Mas, seja para o formato virtual, seja para uma unidade física, a instituição faz investimentos contínuos e se preocupa com a formação individual em todos os aspectos.
"Temos unidades de ensino com laboratórios equipados e voltados para a formação baseada no desenvolvimento de competências dos alunos. Além das capacidades técnicas e cognitivas, desenvolvem-se as socioemocionais, ou soft skills"
Aline Fernandes - Gerente de Educação Profissional do Senai-ES
Essa preocupação com a formação do público capixaba se converte em reconhecimento entre os que conhecem o trabalho feito pela instituição.
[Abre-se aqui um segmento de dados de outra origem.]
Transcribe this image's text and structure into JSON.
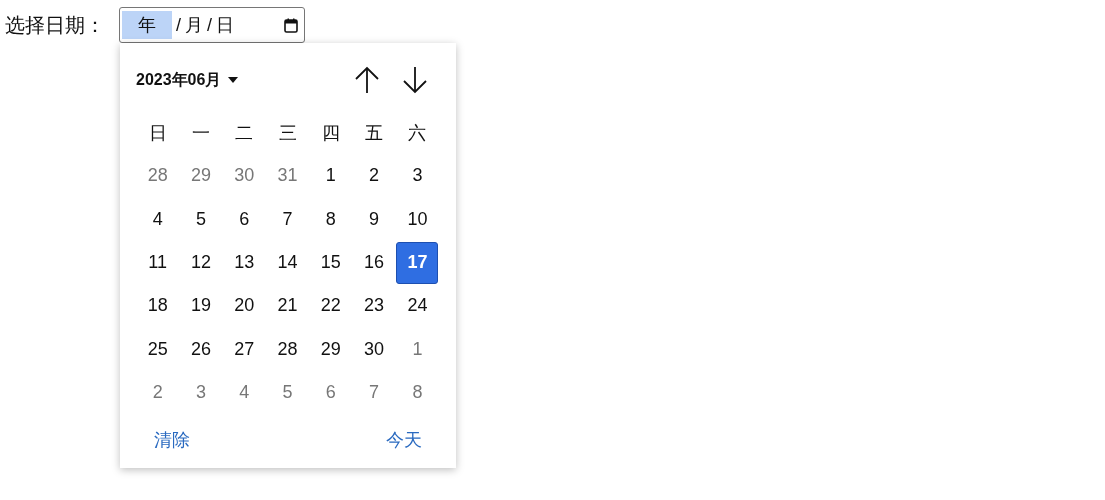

No prêmio Marcas de Valor Rede Gazeta 2021, o Senai obteve o primeiro lugar na categoria “Escola Profissionalizante”.
O resultado é, para Aline Fernandes, fruto da qualidade do serviço aliado à marca Senai, conhecida mundialmente pela formação profissionalizante.

SEMPRE EM TRANSFORMAÇÃO

Diante da pandemia de Covid-19, a estratégia adotada pelo Senai foi manter a comunicação eficiente com o público para ofertar cursos em formatos diferentes, e também aumentar o portfólio de produtos para atrair novos clientes.
Apesar do cenário imposto pela crise sanitária, a instituição conseguiu superar os desafios e ter conquistas importantes. Em 2020, ganhou uma Academia de Segurança Cibernética, que possibilita um ambiente seguro para realizações de competições cibernéticas, palestras e cursos, e foi aberto o novo espaço do Instituto Senai de Tecnologia, em Vitória.
Já em 2021, o Senai fechou parceria com o governo do Estado para o oferecimento de cursos técnicos gratuitos a estudantes da rede pública estadual. O programa faz parte do Plano Espírito Santo, que prevê a criação de 100 mil empregos nos próximos anos.

TRAJETÓRIA

Em quase sete décadas de atuação, a trajetória do Senai tem marcos importantes. No início, os cursos eram voltados a atender à forte demanda ferroviária do Estado, em uma época em que a indústria local estava focada no desenvolvimento do modal ferroviário e necessitava de mão de obra para a manutenção da Estrada de Ferro Vitória a Minas (EFVM).
Com o desenvolvimento da planta industrial no Espírito Santo e a crescente demanda por mais profissionais qualificados, a instituição passou a ofertar novos cursos e se expandiu pelas regiões do Estado. A partir de 1970, foram construídos centros de formação profissional em Cachoeiro de Itapemirim e em Linhares; já em 1986 foi a vez de Colatina, Serra e Vila Velha ganharem uma unidade cada.